Where saddle fit comes in
This study also raised the issue of rider height and saddle fit. Riders who could not maintain vertical alignment (shoulder/hip/heel) and loaded the back of the saddle more because the saddle did not accommodate their length of leg, found it harder to ride in balance. This can distort how their weight is distributed, affecting how the horse is able to perform.
Advisories from the Study
‘if the picture looks wrong, it probably is’
‘Your horse should be fit enough and strong enough, with a correctly fitted saddle. If you are not sure, ask an expert”
What you might hear
“Isn’t this just common sense?”
A lot of the feedback on the study has been ‘but isn’t this just common sense?’. The problem with common sense is that it is not handed out equally amongst everybody, and one person’s sensibilities will differ to another’s.
If common sense was a sturdy enough platform from which to make the right decision we would have no need for health and safety protocols or a ‘caution this is hot’ on takeaway coffee cups. Human nature demonstrates time and again that common sense is not a robust indicator that people will behave in a way that is in their best interests, or the best interests of others.
Wherever improvement needs to be made, we need change to be supported by evidence and fact. Education is also necessary so that everyone can make informed decisions about the horse they are choosing to ride and how they prioritise their care (correctly fitting saddle etc).
Fat shaming/ Judgement
The topic of this research has massive potential to nurture segregation, judgement and dehumanizing behaviour. It would be very easy to cast shame onto every rider perceived to be too heavy for their horse and every competitor and spectator turning into the ‘fat police’.

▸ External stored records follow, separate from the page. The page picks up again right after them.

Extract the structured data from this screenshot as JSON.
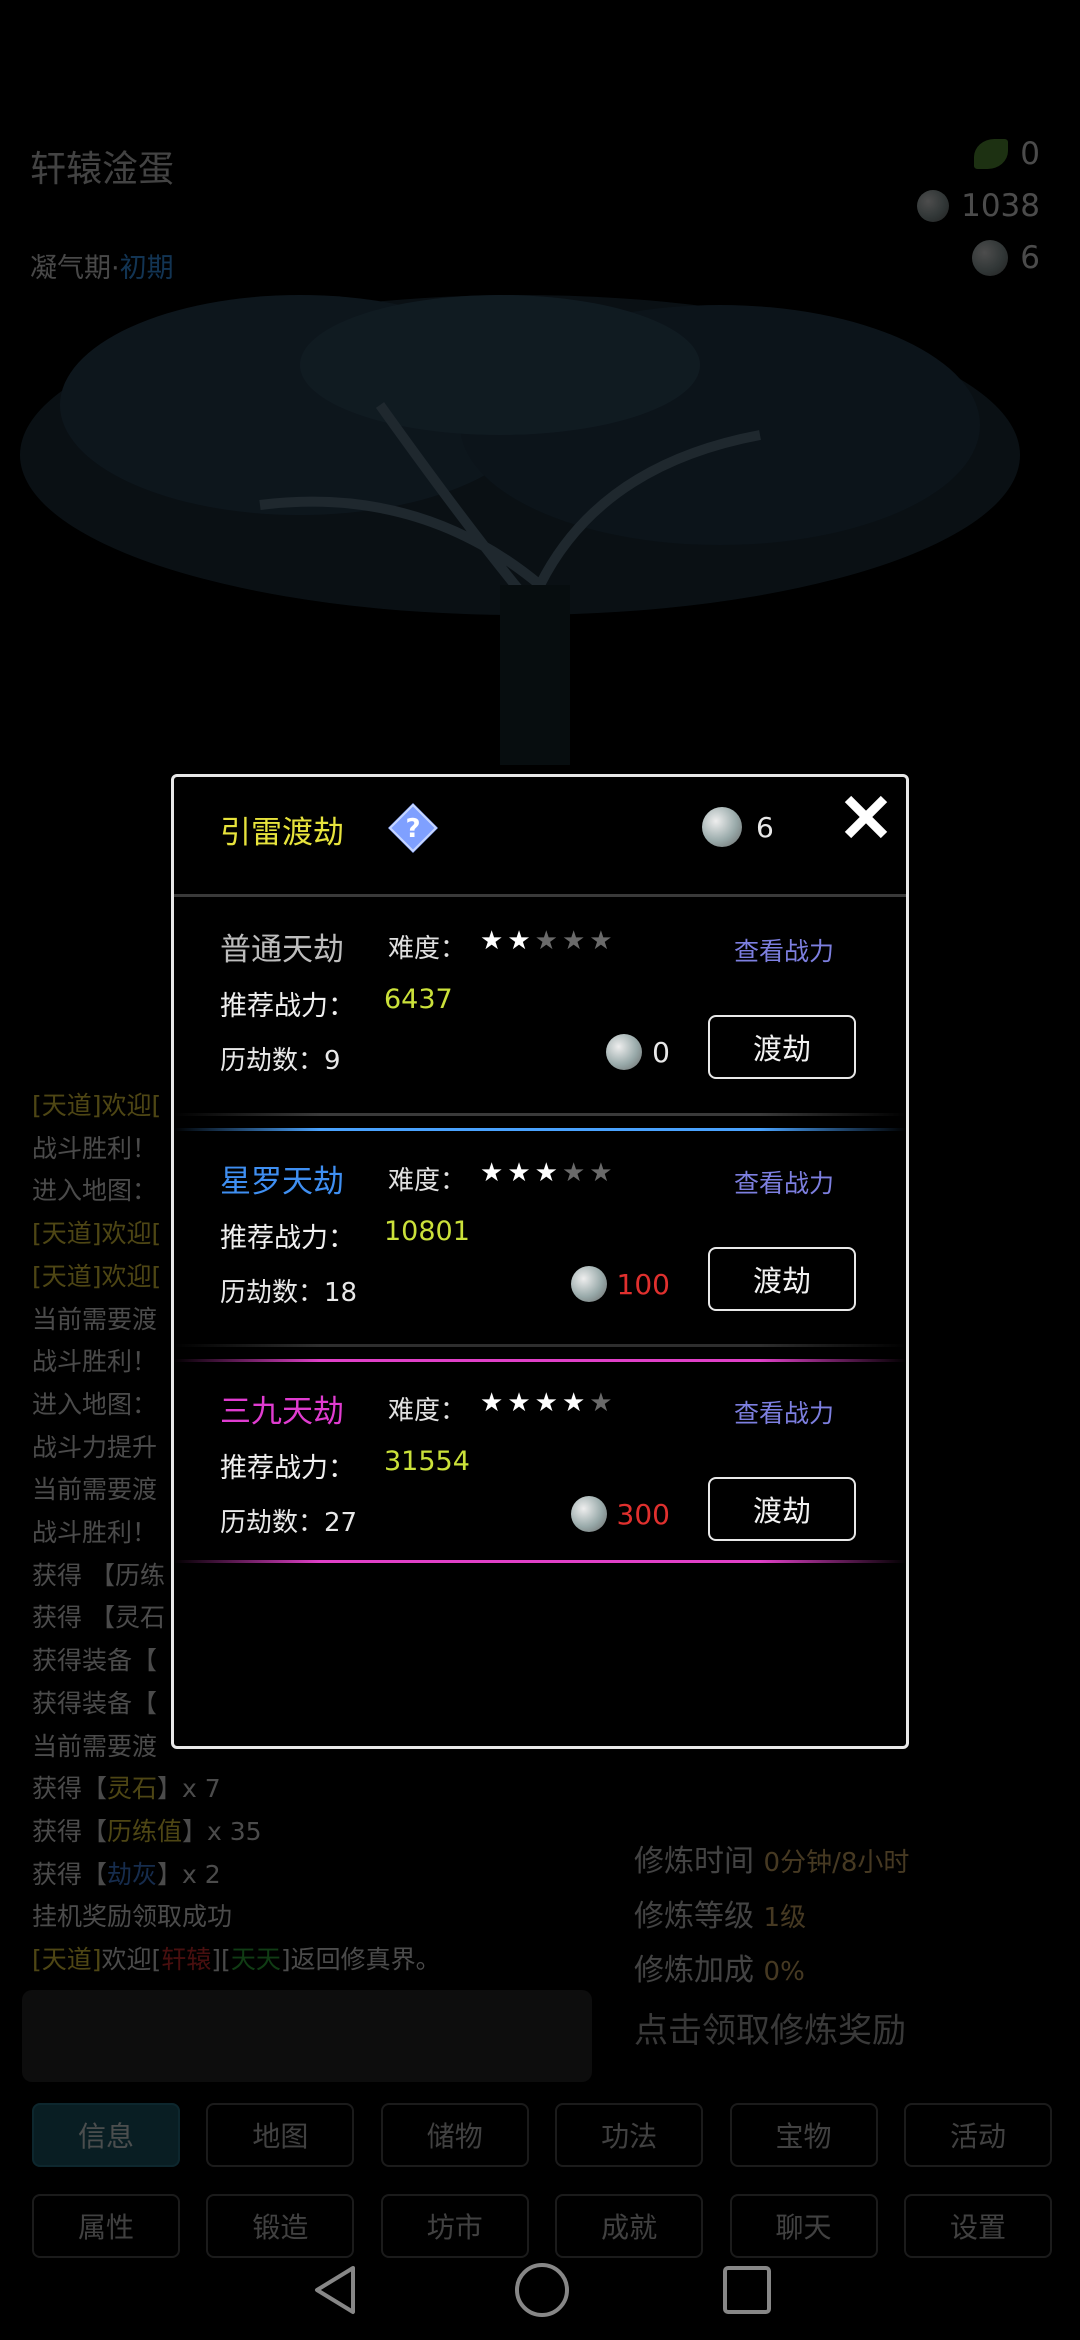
{
  "background": {
    "player_name": "轩辕淦蛋",
    "realm": "凝气期·",
    "realm_stage": "初期",
    "currencies": [
      {
        "icon": "leaf-icon",
        "value": "0"
      },
      {
        "icon": "spirit-stone-icon",
        "value": "1038"
      },
      {
        "icon": "orb-icon",
        "value": "6"
      }
    ],
    "log_lines": [
      {
        "parts": [
          [
            "t",
            "[天道]欢迎["
          ]
        ]
      },
      {
        "parts": [
          [
            "",
            "战斗胜利！"
          ]
        ]
      },
      {
        "parts": [
          [
            "",
            "进入地图："
          ]
        ]
      },
      {
        "parts": [
          [
            "t",
            "[天道]欢迎["
          ]
        ]
      },
      {
        "parts": [
          [
            "t",
            "[天道]欢迎["
          ]
        ]
      },
      {
        "parts": [
          [
            "",
            "当前需要渡"
          ]
        ]
      },
      {
        "parts": [
          [
            "",
            "战斗胜利！"
          ]
        ]
      },
      {
        "parts": [
          [
            "",
            "进入地图："
          ]
        ]
      },
      {
        "parts": [
          [
            "",
            "战斗力提升"
          ]
        ]
      },
      {
        "parts": [
          [
            "",
            "当前需要渡"
          ]
        ]
      },
      {
        "parts": [
          [
            "",
            "战斗胜利！"
          ]
        ]
      },
      {
        "parts": [
          [
            "",
            "获得 【历练"
          ]
        ]
      },
      {
        "parts": [
          [
            "",
            "获得 【灵石"
          ]
        ]
      },
      {
        "parts": [
          [
            "",
            "获得装备【"
          ]
        ]
      },
      {
        "parts": [
          [
            "",
            "获得装备【"
          ]
        ]
      },
      {
        "parts": [
          [
            "",
            "当前需要渡"
          ]
        ]
      },
      {
        "parts": [
          [
            "",
            "获得【"
          ],
          [
            "t",
            "灵石"
          ],
          [
            "",
            "】x 7"
          ]
        ]
      },
      {
        "parts": [
          [
            "",
            "获得【"
          ],
          [
            "t",
            "历练值"
          ],
          [
            "",
            "】x 35"
          ]
        ]
      },
      {
        "parts": [
          [
            "",
            "获得【"
          ],
          [
            "b",
            "劫灰"
          ],
          [
            "",
            "】x 2"
          ]
        ]
      },
      {
        "parts": [
          [
            "",
            "挂机奖励领取成功"
          ]
        ]
      },
      {
        "parts": [
          [
            "t",
            "[天道]"
          ],
          [
            "",
            "欢迎["
          ],
          [
            "r",
            "轩辕"
          ],
          [
            "",
            "]["
          ],
          [
            "g",
            "天天"
          ],
          [
            "",
            "]返回修真界。"
          ]
        ]
      }
    ],
    "cultivation": [
      {
        "label": "修炼时间",
        "value": "0分钟/8小时"
      },
      {
        "label": "修炼等级",
        "value": "1级"
      },
      {
        "label": "修炼加成",
        "value": "0%"
      }
    ],
    "claim_text": "点击领取修炼奖励",
    "tabs_row1": [
      "信息",
      "地图",
      "储物",
      "功法",
      "宝物",
      "活动"
    ],
    "tabs_row2": [
      "属性",
      "锻造",
      "坊市",
      "成就",
      "聊天",
      "设置"
    ],
    "active_tab": "信息"
  },
  "modal": {
    "title": "引雷渡劫",
    "currency_value": "6",
    "diff_label": "难度：",
    "rec_label": "推荐战力：",
    "count_label": "历劫数：",
    "view_label": "查看战力",
    "button_label": "渡劫",
    "tribulations": [
      {
        "name": "普通天劫",
        "name_color": "#bdbdbd",
        "stars": 2,
        "power": "6437",
        "count": "9",
        "cost": "0",
        "cost_color": "#e8e8e8",
        "sep_color": "#4aa3ff"
      },
      {
        "name": "星罗天劫",
        "name_color": "#3f8ff2",
        "stars": 3,
        "power": "10801",
        "count": "18",
        "cost": "100",
        "cost_color": "#e0302e",
        "sep_color": "#e040c8"
      },
      {
        "name": "三九天劫",
        "name_color": "#e03cd0",
        "stars": 4,
        "power": "31554",
        "count": "27",
        "cost": "300",
        "cost_color": "#e0302e",
        "sep_color": "#e040c8"
      }
    ],
    "max_stars": 5
  }
}
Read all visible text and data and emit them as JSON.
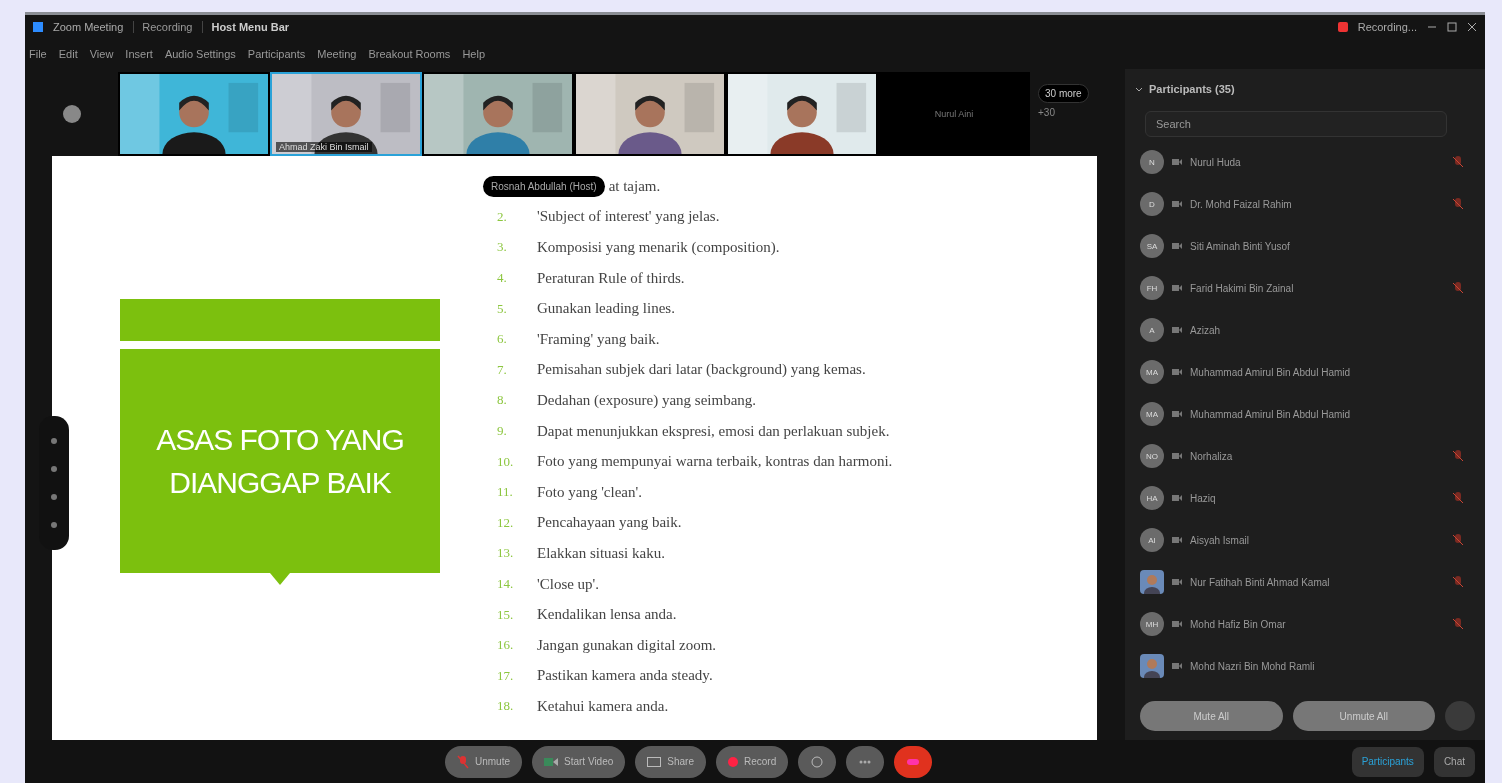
{
  "window": {
    "title": "Zoom Meeting",
    "tabs": [
      {
        "label": "Recording",
        "selected": false
      },
      {
        "label": "Host Menu Bar",
        "selected": true
      }
    ],
    "recording": "Recording..."
  },
  "menu": [
    "File",
    "Edit",
    "View",
    "Insert",
    "Audio Settings",
    "Participants",
    "Meeting",
    "Breakout Rooms",
    "Help"
  ],
  "videos": [
    {
      "kind": "picture",
      "speaking": false
    },
    {
      "kind": "picture",
      "speaking": true,
      "name": "Ahmad Zaki Bin Ismail"
    },
    {
      "kind": "picture",
      "speaking": false
    },
    {
      "kind": "picture",
      "speaking": false
    },
    {
      "kind": "picture",
      "speaking": false
    },
    {
      "kind": "off",
      "speaking": false,
      "name": "Nurul Aini"
    }
  ],
  "more_videos": "30 more",
  "more_count": "+30",
  "slide": {
    "title": "ASAS FOTO YANG DIANGGAP BAIK",
    "speaker_label": "Rosnah Abdullah (Host)",
    "items": [
      {
        "text": "at tajam."
      },
      {
        "number": "2.",
        "text": "'Subject of interest' yang jelas."
      },
      {
        "number": "3.",
        "text": "Komposisi yang menarik (composition)."
      },
      {
        "number": "4.",
        "text": "Peraturan Rule of thirds."
      },
      {
        "number": "5.",
        "text": "Gunakan leading lines."
      },
      {
        "number": "6.",
        "text": "'Framing' yang baik."
      },
      {
        "number": "7.",
        "text": "Pemisahan subjek dari latar (background) yang kemas."
      },
      {
        "number": "8.",
        "text": "Dedahan (exposure) yang seimbang."
      },
      {
        "number": "9.",
        "text": "Dapat menunjukkan ekspresi, emosi dan perlakuan subjek."
      },
      {
        "number": "10.",
        "text": "Foto yang mempunyai warna terbaik, kontras dan harmoni."
      },
      {
        "number": "11.",
        "text": "Foto yang 'clean'."
      },
      {
        "number": "12.",
        "text": "Pencahayaan yang baik."
      },
      {
        "number": "13.",
        "text": "Elakkan situasi kaku."
      },
      {
        "number": "14.",
        "text": "'Close up'."
      },
      {
        "number": "15.",
        "text": "Kendalikan lensa anda."
      },
      {
        "number": "16.",
        "text": "Jangan gunakan digital zoom."
      },
      {
        "number": "17.",
        "text": "Pastikan kamera anda steady."
      },
      {
        "number": "18.",
        "text": "Ketahui kamera anda."
      }
    ]
  },
  "participants": {
    "title": "Participants (35)",
    "search": {
      "placeholder": "Search"
    },
    "rows": [
      {
        "kind": "initials",
        "initials": "N",
        "name": "Nurul Huda",
        "muted": true
      },
      {
        "kind": "initials",
        "initials": "D",
        "name": "Dr. Mohd Faizal Rahim",
        "muted": true
      },
      {
        "kind": "initials",
        "initials": "SA",
        "name": "Siti Aminah Binti Yusof",
        "muted": false
      },
      {
        "kind": "initials",
        "initials": "FH",
        "name": "Farid Hakimi Bin Zainal",
        "muted": true
      },
      {
        "kind": "initials",
        "initials": "A",
        "name": "Azizah",
        "muted": false
      },
      {
        "kind": "initials",
        "initials": "MA",
        "name": "Muhammad Amirul Bin Abdul Hamid",
        "muted": false
      },
      {
        "kind": "initials",
        "initials": "MA",
        "name": "Muhammad Amirul Bin Abdul Hamid",
        "muted": false
      },
      {
        "kind": "initials",
        "initials": "NO",
        "name": "Norhaliza",
        "muted": true
      },
      {
        "kind": "initials",
        "initials": "HA",
        "name": "Haziq",
        "muted": true
      },
      {
        "kind": "initials",
        "initials": "AI",
        "name": "Aisyah Ismail",
        "muted": true
      },
      {
        "name": "Nur Fatihah Binti Ahmad Kamal",
        "muted": true
      },
      {
        "kind": "initials",
        "initials": "MH",
        "name": "Mohd Hafiz Bin Omar",
        "muted": true
      },
      {
        "name": "Mohd Nazri Bin Mohd Ramli",
        "muted": false
      }
    ],
    "buttons": [
      "Mute All",
      "Unmute All"
    ]
  },
  "toolbar": [
    {
      "kind": "mic",
      "label": "Unmute"
    },
    {
      "kind": "video",
      "label": "Start Video"
    },
    {
      "kind": "share",
      "label": "Share"
    },
    {
      "kind": "record",
      "label": "Record"
    },
    {
      "kind": "reactions"
    },
    {
      "kind": "more"
    },
    {
      "kind": "end"
    }
  ],
  "panel_tabs": [
    {
      "label": "Participants",
      "selected": true
    },
    {
      "label": "Chat",
      "selected": false
    }
  ]
}
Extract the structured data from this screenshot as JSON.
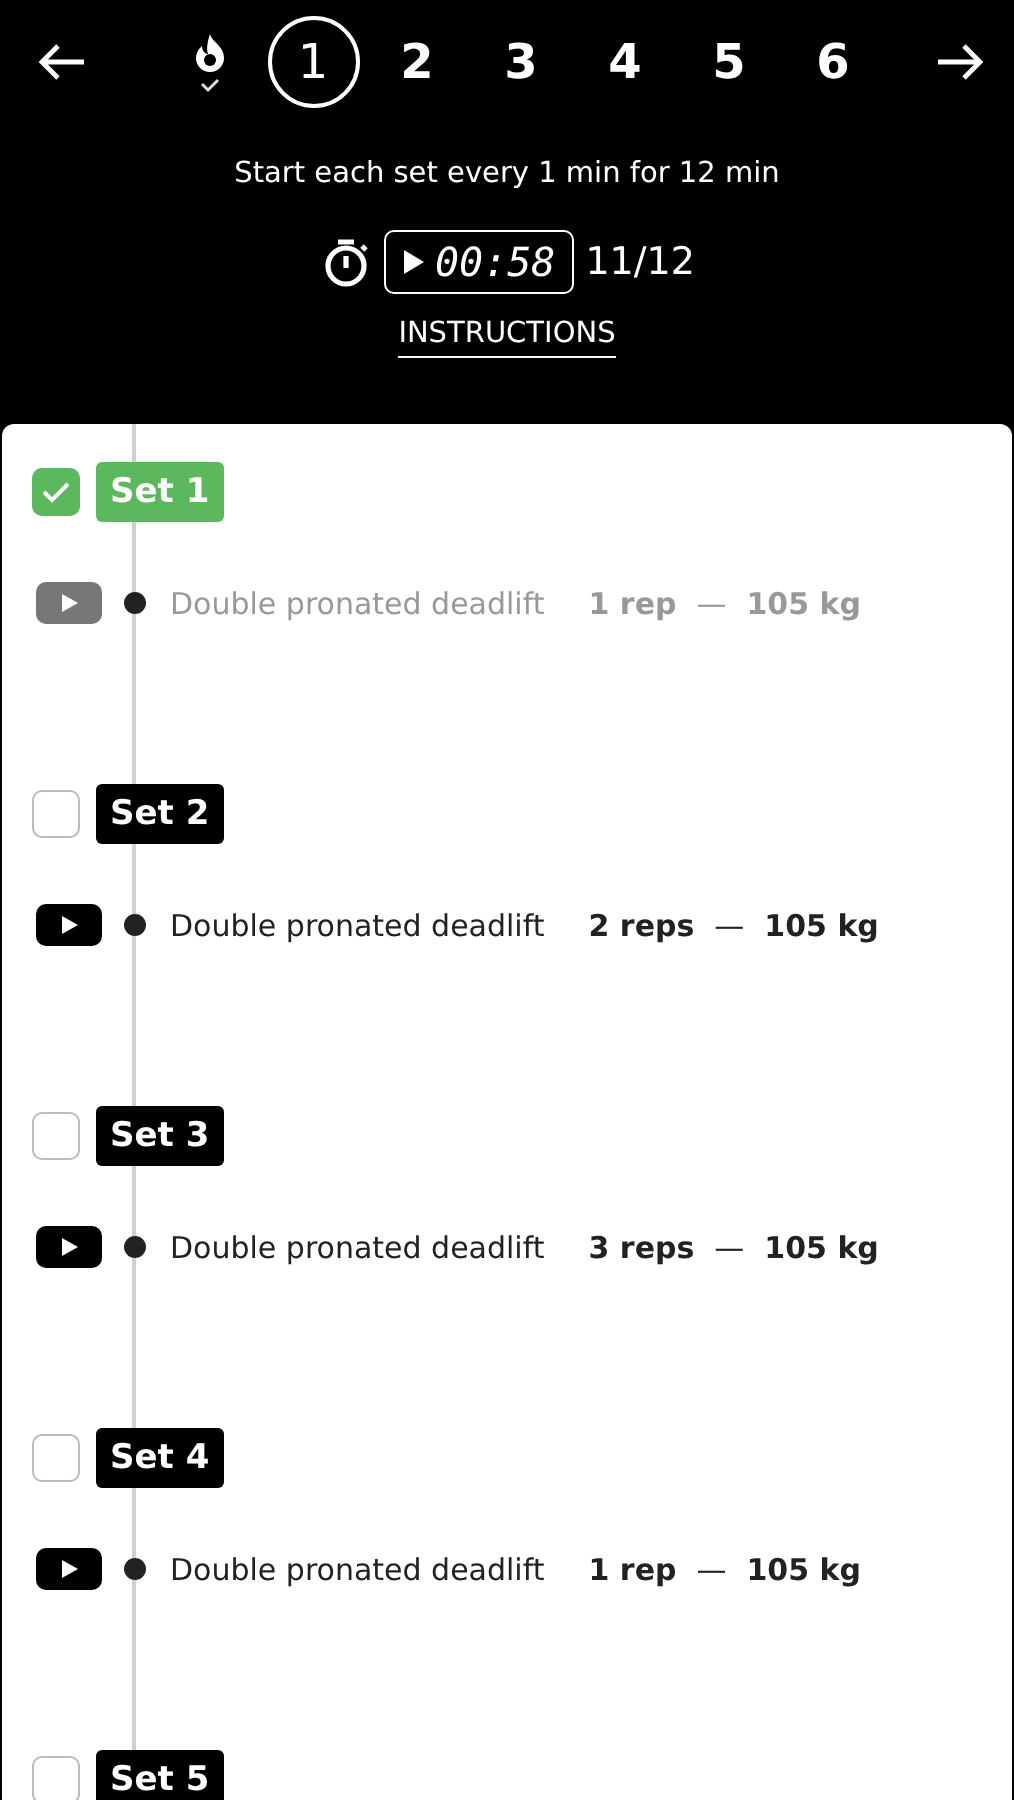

Whilst the horse’s welfare must remain paramount, it is still important to appeal to everyone’s humanity. The purpose of scientific investigation is to improve the way we do things. Once we know better, we can do better.
What you can Do
Keep your side of the street clean
I believe that this bold and necessary research is a call to action. Every single rider has a responsibility to examine their self-awareness and assess how they are approaching the duty of care for their horse.
The knowledge that how we show up on the back of a horse can cause them discomfort is something we all know, but it is a tap on the shoulder for every single rider to get real about what they are doing.
The most important ingredient to the success of this information I believe is going to be every rider taking responsibility for their own self-awareness. Having a strong, valid, realistic view of what you are asking your horse to do for you is key and if you are not sure that things are as they should be, ask someone you trust for their feedback.
This exploration, I hope, will evolve further so that there can be some guidelines on optimum rider:horse bodyweight ratios. This will give everyone access to the facts that can help inform their decisions.
How is it going to work? I don’t know. I can only hope that it creates worthwhile discussion, support and continued improvement for the welfare of our horses.
As a professional equine sports therapist, I have been involved with the riding journeys of hundreds of riders in countries across the world for over a decade.
In my experience, most riders I have had the pleasure of working with, are consistently trying to mitigate any issues that may cause discomfort in their horses.
This topic is only just beginning to be unraveled, but I believe the success will lie in compassionate honesty, education, factual guidelines and riders taking full responsibility for how they are showing up for their horse.